Charles Enderlin, grand reporter et chef du bureau de France 2 à Jérusalem, est l'un des plus fins observateurs de la région. Il montre à quel point politique, religion et culture sont intriqués dans la ville. Ikrima Sabri, chef du haut conseil islamique de Jérusalem, estime que l'attaque était planifiée par la police israélienne pour empêcher les manifestations contre les travaux israéliens près de la porte des Maghrébins et pour « créer des faits accomplis dans ce lieu saint », le troisième de l'Islam. Il reprend le discours critique de la colonisation des territoires occupés par l'Etat israélien pour discréditer les opérations de restauration.

La rampe de 75 mètres en cours de reconstruction est montrée dans un plan large de l'esplanade des Mosquées, puis un panoramique au cours duquel le commentaire rappelle les raisons des violences qui ont fait trente-cinq blessés. « Il s'agit de reconstruire la rampe en dur qui relie l'esplanade du mur des Lamentations à la porte des Maghrébins qui s'était effondrée en 2004. Les archéologues israéliens entendent également fouiller le site. Cela sans coordination avec les responsables musulmans. » En effet, fragilisé par les intempéries, un mur de soutènement de la rampe s'est écroulé. En juin 2005, un pont provisoire en bois a été posé.

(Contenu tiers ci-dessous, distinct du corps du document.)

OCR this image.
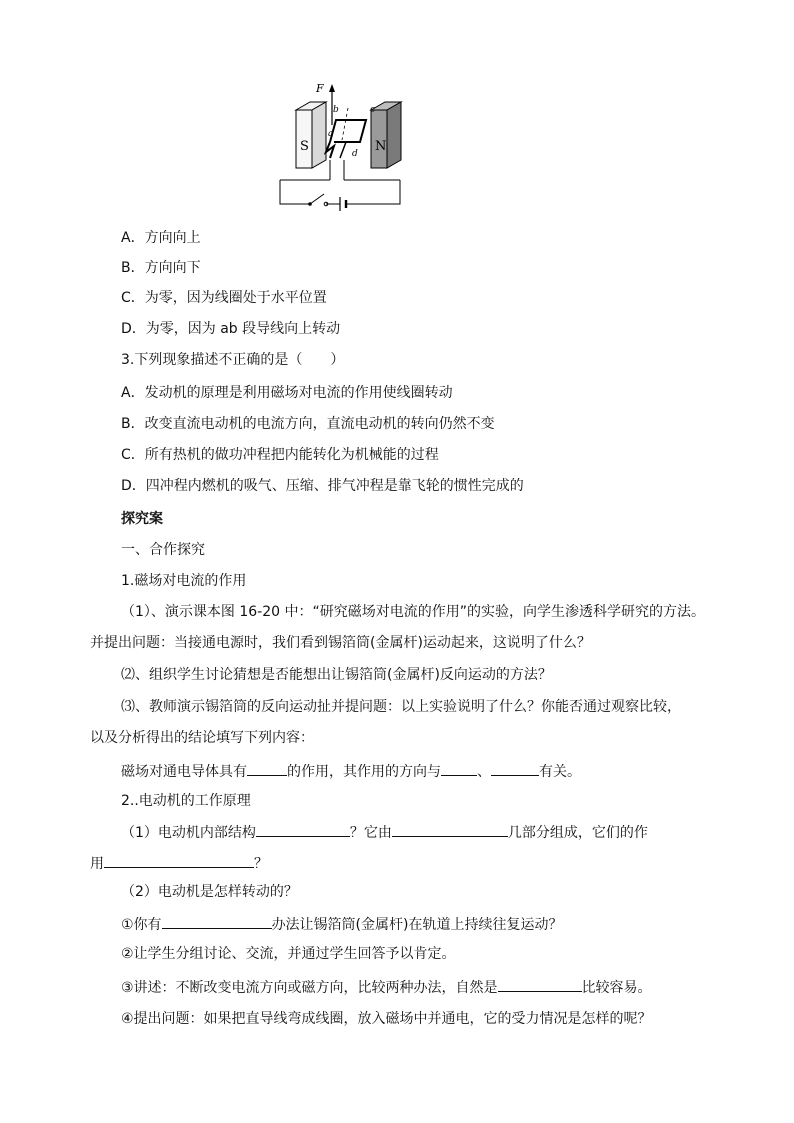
S	N
F
a
b	c
d
A．方向向上
B．方向向下
C．为零，因为线圈处于水平位置
D．为零，因为 ab 段导线向上转动
3.下列现象描述不正确的是（　　）
A．发动机的原理是利用磁场对电流的作用使线圈转动
B．改变直流电动机的电流方向，直流电动机的转向仍然不变
C．所有热机的做功冲程把内能转化为机械能的过程
D．四冲程内燃机的吸气、压缩、排气冲程是靠飞轮的惯性完成的
探究案
一、合作探究
1.磁场对电流的作用
（1）、演示课本图 16-20 中：“研究磁场对电流的作用”的实验，向学生渗透科学研究的方法。
并提出问题：当接通电源时，我们看到锡箔筒(金属杆)运动起来，这说明了什么？
⑵、组织学生讨论猜想是否能想出让锡箔筒(金属杆)反向运动的方法？
⑶、教师演示锡箔筒的反向运动扯并提问题：以上实验说明了什么？你能否通过观察比较，
以及分析得出的结论填写下列内容：
磁场对通电导体具有	的作用，其作用的方向与	、	有关。
2..电动机的工作原理
（1）电动机内部结构	？它由	几部分组成，它们的作
用	？
（2）电动机是怎样转动的？
①你有	办法让锡箔筒(金属杆)在轨道上持续往复运动？
②让学生分组讨论、交流，并通过学生回答予以肯定。
③讲述：不断改变电流方向或磁方向，比较两种办法，自然是	比较容易。
④提出问题：如果把直导线弯成线圈，放入磁场中并通电，它的受力情况是怎样的呢？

Les Israéliens veulent installer une passerelle, ou reconsolider la rampe car elle conduit à la porte des Maghrébins placée sous autorité israélienne exclusive et n'est pas ouverte aux musulmans. C'est par là également qu'accèdent les touristes, ou les fidèles juifs sous escorte policière.

Cette zone est un lieu en partage des deux religions : un morceau près du mur comprend les restes d'une maison où prient des femmes juives ; une porte pourrait provenir du temple d'Hérode et il existe une salle de prière, sacrée pour les musulmans car elle aurait abrité Al-Buraq, le cheval du prophète Mahomet. Un dialogue de sourds s'installe entre les deux communautés qui se suspectent de vouloir établir des situations de fait au détriment de l'autre : les Palestiniens craignent un effondrement de la mosquée, les Israéliens souhaitent dégager la rampe qui a un intérêt archéologique. Une mission de l'Unesco dépêchée sur place s'est montrée rassurante sur l'état des travaux et la stabilité du mur, mais s'inquiète de l'absence de dialogue entre les communautés. Les fouilles se font à la pelle et à la pioche pour ne pas compromettre la stabilité du mur. Elles sont retransmises en vidéo en permanence.